On Fri, Jul 15, 2022 at 8:13 AM Gould, James <[email protected]> wrote:
>
>
> In the case of Approach B and C, the values registered in the RDAP Extension
> Registry guarantee uniqueness, and the RDAP Conformance value has the sole
> responsibility of signaling the version of the extension without cascading
> down to the extension elements. I prefer the flexibility of Approach C, but
> Approach B will work. One side effect of Approach C is that we still need to
> support the registration of fully versioned identifiers to capture policy
> signaling, such as the case of the RDAP Profile identifiers
> "icann_rdap_response_profile_0" and
> "icann_rdap_technical_implementation_guide_0".
>
I don't know if I fully understand the difference between approaches B
& C, but policy signalling seems important. My preference is not to
break that.
For adding on to an existing extension, one approach might be to list
the new sub-members separately. For example, "exampleNicV1" is created
and listed in the rdapConformance.
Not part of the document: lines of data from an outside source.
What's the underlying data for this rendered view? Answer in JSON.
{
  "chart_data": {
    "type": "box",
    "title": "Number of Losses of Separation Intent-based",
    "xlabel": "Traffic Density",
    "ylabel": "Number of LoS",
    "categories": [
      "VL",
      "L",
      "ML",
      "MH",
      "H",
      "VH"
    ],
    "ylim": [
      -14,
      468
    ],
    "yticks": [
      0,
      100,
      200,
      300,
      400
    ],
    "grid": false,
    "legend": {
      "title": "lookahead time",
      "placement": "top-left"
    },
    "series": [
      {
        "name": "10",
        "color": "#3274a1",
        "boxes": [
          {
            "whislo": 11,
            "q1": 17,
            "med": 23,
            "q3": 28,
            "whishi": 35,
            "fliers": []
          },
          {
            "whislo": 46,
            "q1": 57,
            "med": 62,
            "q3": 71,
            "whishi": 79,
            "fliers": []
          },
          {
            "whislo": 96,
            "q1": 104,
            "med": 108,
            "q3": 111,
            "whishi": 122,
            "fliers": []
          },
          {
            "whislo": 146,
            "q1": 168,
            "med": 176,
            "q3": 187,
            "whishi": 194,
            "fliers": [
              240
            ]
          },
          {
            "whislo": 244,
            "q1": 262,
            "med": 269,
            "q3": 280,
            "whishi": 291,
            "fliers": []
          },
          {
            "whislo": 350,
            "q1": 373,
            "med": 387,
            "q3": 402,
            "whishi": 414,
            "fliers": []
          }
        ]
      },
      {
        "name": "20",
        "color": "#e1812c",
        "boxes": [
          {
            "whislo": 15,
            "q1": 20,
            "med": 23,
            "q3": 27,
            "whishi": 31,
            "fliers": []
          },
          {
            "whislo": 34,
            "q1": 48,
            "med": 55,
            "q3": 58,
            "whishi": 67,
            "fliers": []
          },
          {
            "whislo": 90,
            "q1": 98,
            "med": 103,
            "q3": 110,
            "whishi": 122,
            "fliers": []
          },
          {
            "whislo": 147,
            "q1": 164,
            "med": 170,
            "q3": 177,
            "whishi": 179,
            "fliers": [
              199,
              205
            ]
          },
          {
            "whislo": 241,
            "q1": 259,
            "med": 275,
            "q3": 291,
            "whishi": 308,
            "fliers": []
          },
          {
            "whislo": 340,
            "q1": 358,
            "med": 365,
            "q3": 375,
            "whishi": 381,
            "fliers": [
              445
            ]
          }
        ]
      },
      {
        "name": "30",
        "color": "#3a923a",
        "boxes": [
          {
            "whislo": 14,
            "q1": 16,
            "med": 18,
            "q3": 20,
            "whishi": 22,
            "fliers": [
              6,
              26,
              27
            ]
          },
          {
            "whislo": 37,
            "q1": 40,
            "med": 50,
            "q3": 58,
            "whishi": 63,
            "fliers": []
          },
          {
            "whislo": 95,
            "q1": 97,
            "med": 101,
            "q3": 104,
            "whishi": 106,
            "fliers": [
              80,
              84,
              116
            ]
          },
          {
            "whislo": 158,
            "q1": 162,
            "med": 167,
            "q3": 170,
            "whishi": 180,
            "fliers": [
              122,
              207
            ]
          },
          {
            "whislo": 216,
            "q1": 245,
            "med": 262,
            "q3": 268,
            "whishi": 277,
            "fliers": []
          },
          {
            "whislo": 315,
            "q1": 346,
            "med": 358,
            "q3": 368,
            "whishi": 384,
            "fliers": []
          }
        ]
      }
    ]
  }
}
So for example:
{
"rdapConformance" : [ "rdap_level_0", "exampleNicV1"],
"exampleNicV1_foo": {
"bar": "buz"
}
....
}
Now, an addition is desired, so "exampleNicV1_modA" is created:
{
"rdapConformance" : [ "rdap_level_0", "exampleNicV1", "exampleNicV1_modA"],
"exampleNicV1_foo": {
"bar": "buz",
"exampleNicV1_modA_bar": "bazz",
}
....
}
This works because "Clients of these JSON responses SHOULD ignore
unrecognized JSON members in responses." (Section 2.1 of RFC 9083).